Le Dépositaire infidèle

Grâce aux filles de Mémoire,

J’ai chanté des animaux ;

Peut-être d’autres héros

M’auraient acquis moins de gloire.

Le Loup, en langue des Dieux,

Parle au Chien dans mes ouvrages :

Les bêtes, à qui mieux mieux,

Y font divers personnages :

Les uns fous, les autres sages,

De telle sorte pourtant

Que les fous vont l’emportant :

La mesure en est plus pleine.

Je mets aussi sur la scène

Des trompeurs, des scélérats,

Des tyrans, et des ingrats,

Mainte imprudence pécore,

Force sots, force flatteurs ;

Je pourrais y joindre encore

Des légions de menteurs :

« Tout homme ment », dit le sage.

S’il n’y mettait seulement

Que les gens du bas étage,

On pourrait aucunement

Souffrir ce défaut aux hommes ;

Mais que tous tant que nous sommes

Nous mentions, grand et petit,

Si quelque autre l’avait dit,

Je soutiendrais le contraire ;

Et même qui mentirait

Comme Ésope et comme Homère,

Un vrai menteur ne serait :

Le doux charme de maint songe

Par leur bel art inventé,

Sous les habits du mensonge

Nous offre la vérité.

L’un et l’autre a fait un livre

Que je tiens digne de vivre

Sans fin, et plus, s’il se peut.

Comme eux ne ment pas qui veut.

Mais mentir comme sut faire

Un certain dépositaire,

Payé par son propre mot,

Est d’un méchant et d’un sot.

Voici le fait : Un trafiquant de Perse,

Chez son voisin, s’en allant en commerce,

Mit en dépôt un cent de fer un jour.

« Mon fer, dit-il, quand il fut de retour.

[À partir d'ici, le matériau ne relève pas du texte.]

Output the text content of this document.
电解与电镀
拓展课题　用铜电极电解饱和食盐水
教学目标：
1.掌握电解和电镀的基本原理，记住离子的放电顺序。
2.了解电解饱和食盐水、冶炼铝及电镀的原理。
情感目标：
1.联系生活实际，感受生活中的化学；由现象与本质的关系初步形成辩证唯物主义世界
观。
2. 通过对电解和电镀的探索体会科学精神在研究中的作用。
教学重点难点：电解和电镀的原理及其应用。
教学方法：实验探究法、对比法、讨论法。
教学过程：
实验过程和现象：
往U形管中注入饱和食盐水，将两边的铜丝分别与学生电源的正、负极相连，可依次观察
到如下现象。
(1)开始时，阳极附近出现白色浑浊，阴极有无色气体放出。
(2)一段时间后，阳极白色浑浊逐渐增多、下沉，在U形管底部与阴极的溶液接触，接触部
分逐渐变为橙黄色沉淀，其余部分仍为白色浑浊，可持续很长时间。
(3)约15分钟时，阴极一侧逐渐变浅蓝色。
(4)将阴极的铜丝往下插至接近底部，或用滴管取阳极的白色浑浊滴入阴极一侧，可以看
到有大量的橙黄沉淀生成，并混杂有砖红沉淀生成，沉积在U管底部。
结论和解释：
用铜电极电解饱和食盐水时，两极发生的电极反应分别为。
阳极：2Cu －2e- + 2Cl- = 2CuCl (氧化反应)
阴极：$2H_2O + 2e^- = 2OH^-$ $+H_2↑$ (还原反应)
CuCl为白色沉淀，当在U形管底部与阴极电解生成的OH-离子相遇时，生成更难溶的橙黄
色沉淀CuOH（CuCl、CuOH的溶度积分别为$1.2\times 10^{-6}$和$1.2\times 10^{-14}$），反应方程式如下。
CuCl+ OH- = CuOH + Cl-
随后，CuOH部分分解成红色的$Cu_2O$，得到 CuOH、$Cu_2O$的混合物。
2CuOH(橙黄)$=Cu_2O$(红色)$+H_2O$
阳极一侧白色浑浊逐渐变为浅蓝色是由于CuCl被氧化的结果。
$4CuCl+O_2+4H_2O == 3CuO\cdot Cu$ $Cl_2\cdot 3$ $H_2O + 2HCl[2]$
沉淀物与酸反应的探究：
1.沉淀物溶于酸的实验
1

– Votre fer ? il n’est plus : j’ai regret de vous dire

         Qu’un rat l’a mangé tout entier.

J’en ai grondé mes gens ; mais qu’y faire ? un grenier

A toujours quelque trou. » Le trafiquant admire

Un tel prodige, et feint de le croire pourtant.

Au bout de quelques jours, il détourne l’enfant

Du perfide voisin ; puis à souper convie

Le père, qui s’excuse, et lui dit en pleurant :

         « Dispensez-moi, je vous supplie ;

         Tous plaisirs pour moi sont perdus.

         J’aimais un fils plus que ma vie :

Je n’ai que lui ; que dis-je ? hélas ! je ne l’ai plus.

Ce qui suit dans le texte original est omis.